[SERVER-27724] Explore whether we can further minimize chunk metadata reloads on shards Created: 17/Jan/17 Updated: 31/Jan/18 Resolved: 18/Jan/18 |
|
| Status: | Closed |
| Project: | Core Server |
| Component/s: | Sharding |
| Affects Version/s: | None |
| Fix Version/s: | 3.6.3, 3.7.2 |
| Type: | Task | Priority: | Major - P3 |
| Reporter: | Dianna Hohensee (Inactive) | Assignee: | Dianna Hohensee (Inactive) |
| Resolution: | Done | Votes: | 0 |
| Labels: | None | ||
| Remaining Estimate: | Not Specified | ||
| Time Spent: | Not Specified | ||
| Original Estimate: | Not Specified | ||
| Issue Links: |
|
||||||||||||
| Backwards Compatibility: | Fully Compatible | ||||||||||||
| Backport Requested: |
v3.6
|
||||||||||||
| Sprint: | Sharding 2017-01-02, Sharding 2017-02-13, Sharding 2017-04-17, Sharding 2017-05-08, Sharding 2017-12-04, Storage 2018-01-01, Sharding 2017-12-18, Storage 2018-01-15, Storage 2018-01-29 | ||||||||||||
| Participants: | |||||||||||||
| Description |
|
Since we're persisting chunk metadata to a shard collection, it would be good to minimize chunk metadata reloads. The code has been around for a long time, not particularly modified, and unexamined. We may have made higher level changes that make full reloads unnecessary now. |
| Comments |
| Comment by Dianna Hohensee (Inactive) [ 18/Jan/18 ] |
|
Marking this as complete with the moveChunk and splitChunk improvements, but without improvements to mergeChunk. The CR requires more work, and it's not worth it to us to do spend further time making the improvements for little profit. Particularly because we intend to make chunk operation changes that must be considered in this mergeChunk refactor, but are weakly defined at this time. |
| Comment by Githook User [ 08/Dec/17 ] |
|
Author: {'name': 'Dianna Hohensee', 'email': 'dianna.hohensee@10gen.com', 'username': 'DiannaHohensee'}Message: (cherry picked from commit c9a30dfc4dcf383131ae059b154968a302fbe17c) |
| Comment by Githook User [ 28/Nov/17 ] |
|
Author: {'name': 'Dianna Hohensee', 'username': 'DiannaHohensee', 'email': 'dianna.hohensee@10gen.com'}Message: |
| Comment by Dianna Hohensee (Inactive) [ 14/Nov/17 ] |
|
Ideally, steps (6-9) of the shard split command move to the mongos split command, and (1) goes to the config split commit (already have |
| Comment by Dianna Hohensee (Inactive) [ 14/Nov/17 ] |
|
So splitChunk on the shard will 6) sending the command failed, return error 9) top chunk optimization, goes and grabs a range to return to the user as a moving suggestion if global min/max keys are in the chunk that was split.
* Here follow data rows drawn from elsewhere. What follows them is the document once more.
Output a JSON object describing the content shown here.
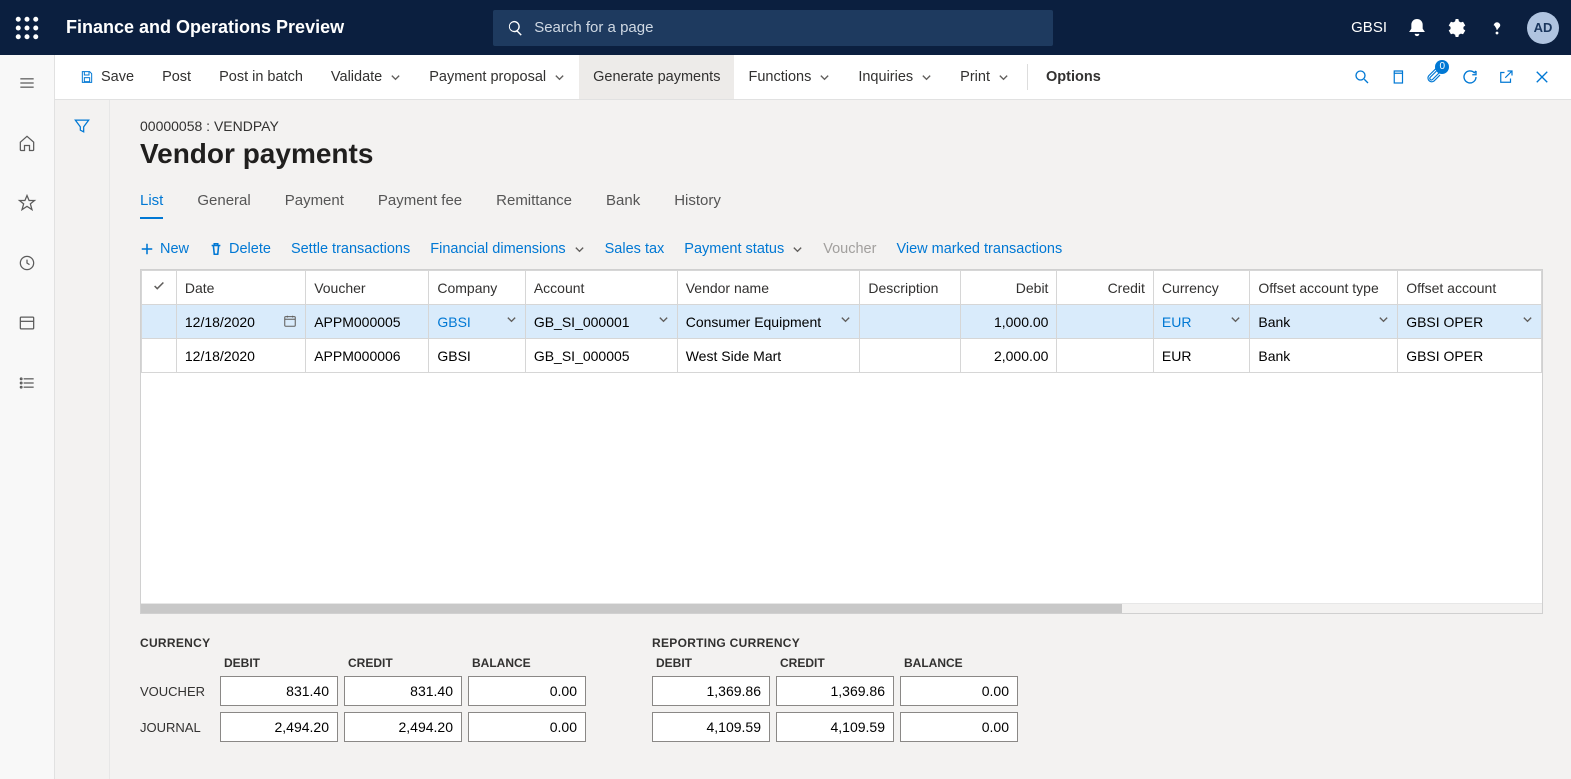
{
  "header": {
    "app_title": "Finance and Operations Preview",
    "search_placeholder": "Search for a page",
    "company": "GBSI",
    "avatar_initials": "AD",
    "notify_count": "0"
  },
  "actionbar": {
    "save": "Save",
    "post": "Post",
    "post_batch": "Post in batch",
    "validate": "Validate",
    "payment_proposal": "Payment proposal",
    "generate_payments": "Generate payments",
    "functions": "Functions",
    "inquiries": "Inquiries",
    "print": "Print",
    "options": "Options"
  },
  "page": {
    "breadcrumb": "00000058 : VENDPAY",
    "title": "Vendor payments"
  },
  "tabs": {
    "list": "List",
    "general": "General",
    "payment": "Payment",
    "payment_fee": "Payment fee",
    "remittance": "Remittance",
    "bank": "Bank",
    "history": "History"
  },
  "grid_toolbar": {
    "new": "New",
    "delete": "Delete",
    "settle": "Settle transactions",
    "fin_dim": "Financial dimensions",
    "sales_tax": "Sales tax",
    "payment_status": "Payment status",
    "voucher": "Voucher",
    "view_marked": "View marked transactions"
  },
  "grid": {
    "cols": {
      "date": "Date",
      "voucher": "Voucher",
      "company": "Company",
      "account": "Account",
      "vendor_name": "Vendor name",
      "description": "Description",
      "debit": "Debit",
      "credit": "Credit",
      "currency": "Currency",
      "offset_type": "Offset account type",
      "offset_account": "Offset account"
    },
    "rows": [
      {
        "date": "12/18/2020",
        "voucher": "APPM000005",
        "company": "GBSI",
        "account": "GB_SI_000001",
        "vendor_name": "Consumer Equipment",
        "description": "",
        "debit": "1,000.00",
        "credit": "",
        "currency": "EUR",
        "offset_type": "Bank",
        "offset_account": "GBSI OPER",
        "selected": true
      },
      {
        "date": "12/18/2020",
        "voucher": "APPM000006",
        "company": "GBSI",
        "account": "GB_SI_000005",
        "vendor_name": "West Side Mart",
        "description": "",
        "debit": "2,000.00",
        "credit": "",
        "currency": "EUR",
        "offset_type": "Bank",
        "offset_account": "GBSI OPER",
        "selected": false
      }
    ]
  },
  "totals": {
    "currency_label": "CURRENCY",
    "reporting_label": "REPORTING CURRENCY",
    "debit_label": "DEBIT",
    "credit_label": "CREDIT",
    "balance_label": "BALANCE",
    "voucher_label": "VOUCHER",
    "journal_label": "JOURNAL",
    "currency": {
      "voucher": {
        "debit": "831.40",
        "credit": "831.40",
        "balance": "0.00"
      },
      "journal": {
        "debit": "2,494.20",
        "credit": "2,494.20",
        "balance": "0.00"
      }
    },
    "reporting": {
      "voucher": {
        "debit": "1,369.86",
        "credit": "1,369.86",
        "balance": "0.00"
      },
      "journal": {
        "debit": "4,109.59",
        "credit": "4,109.59",
        "balance": "0.00"
      }
    }
  }
}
The post commit refresh (5) can be eliminated for successful commit split commands. The shard's moveChunk command refreshes prior to starting/checking command parameters. It seems like it'd also be fine to move (3) checks to the config commit split command, and skip the shard command start refresh (2), because the refresh is a round trip to the config server, so might as well make it the commit that does the roundtrip. The (mongos) cluster split command forces a refresh at start, and then ensures that the routing table it used for a successful split command to the shard is invalidated. The invalidation at the end seems superfluous, as the mongos won't misroute because of it. |
| Comment by Kaloian Manassiev [ 10/Nov/17 ] |
|
With the recent customer cases that we have seen, it appears that the auto-split behaviour causes stalls due to metadata refresh. Because of this, I also find it prudent to try and minimize these. What you propose seems reasonable. Perhaps we can just update the metadata on the config server, but don't perform refresh of the local filtering/routing metadata. |
| Comment by Dianna Hohensee (Inactive) [ 28/Jun/17 ] |
|
Maybe instead of trying to reduce refreshes, we just make the code that invalidates the secondary catalog cache smarter: only invalidate if there's a major version number or epoch change. |
| Comment by Dianna Hohensee (Inactive) [ 16/Jun/17 ] |
|
Just realized that the title and description talked about 'full' reloads. Now I get the question. Removed that bit, as I want to minimize the incremental loads. |
| Comment by Dianna Hohensee (Inactive) [ 26/May/17 ] |
|
CatalogCache changes didn't change chunk operation refresh behavior. We still do refresh on the shard twice, before and after any split/merge/move operations. I believe it was always incremental, if possible. |
| Comment by Kaloian Manassiev [ 26/May/17 ] |
|
Is this still a problem with the changes to the catalog cache, which always favour incremental refresh? |
| Comment by Dianna Hohensee (Inactive) [ 23/Mar/17 ] |
|
split and merge cause refresh, which could be eliminated and replaced with additional moveChunk command logic – such as refresh at start of moveChunk, or chunk commit logic. In general, limit when we must refresh. Arguably only need to refresh when shard is involved in a migration, donating or receiving data. |